Umgerechnet einen Dollar berechnete Nader Alemi für seine Behandlung. Manchmal schickten die Taliban auch ihre Frauen und Töchter als Patienten. "Auch sie hatten Depressionen, weil sie ihre Männer und Väter lange Zeit nicht sahen und ihre Zukunft unklar war."

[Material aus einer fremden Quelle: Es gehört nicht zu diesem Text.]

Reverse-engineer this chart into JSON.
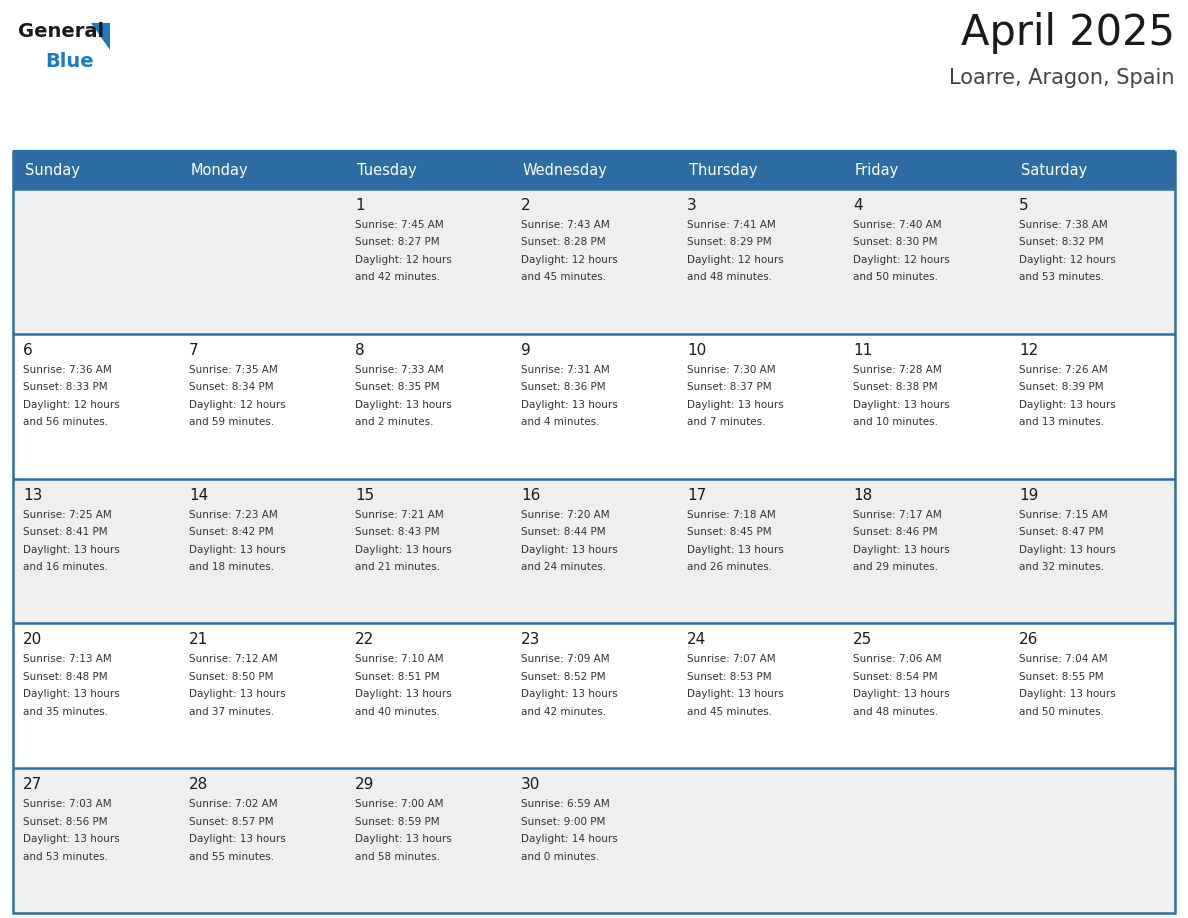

Alemi wurde nach eigenen Angaben auch zum Psychiater der Taliban-Bosse. Eines Tages sei er zu Mullah Akhtar gerufen worden, hinter Mullah Omar die Nummer zwei in der Führung der Radikalislamisten. "Er hörte Stimmen, war im Wahn. Seine Leibwächter berichteten, dass ihr Chef nachts manchmal um sich schlug und sie gar nicht wiedererkannt habe. Er war selber lange an vorderster Front und hatte dort viele Menschen sterben sehen", sagt Alemi. Die Explosionen und Schreie sei der Taliban-Anführer womöglich nicht mehr losgeworden, als er in die Kommandoebene aufstieg.

Um ihn erfolgreich behandelt zu können, musste Nader Alemi den Mullah regelmäßig und über einen längeren Zeitraum sehen. Doch alle paar Monate zog der Talib in den Kampf.

Im Jahre 2006 wurde er dann bei einem Luftangriff der Alliierten getötet.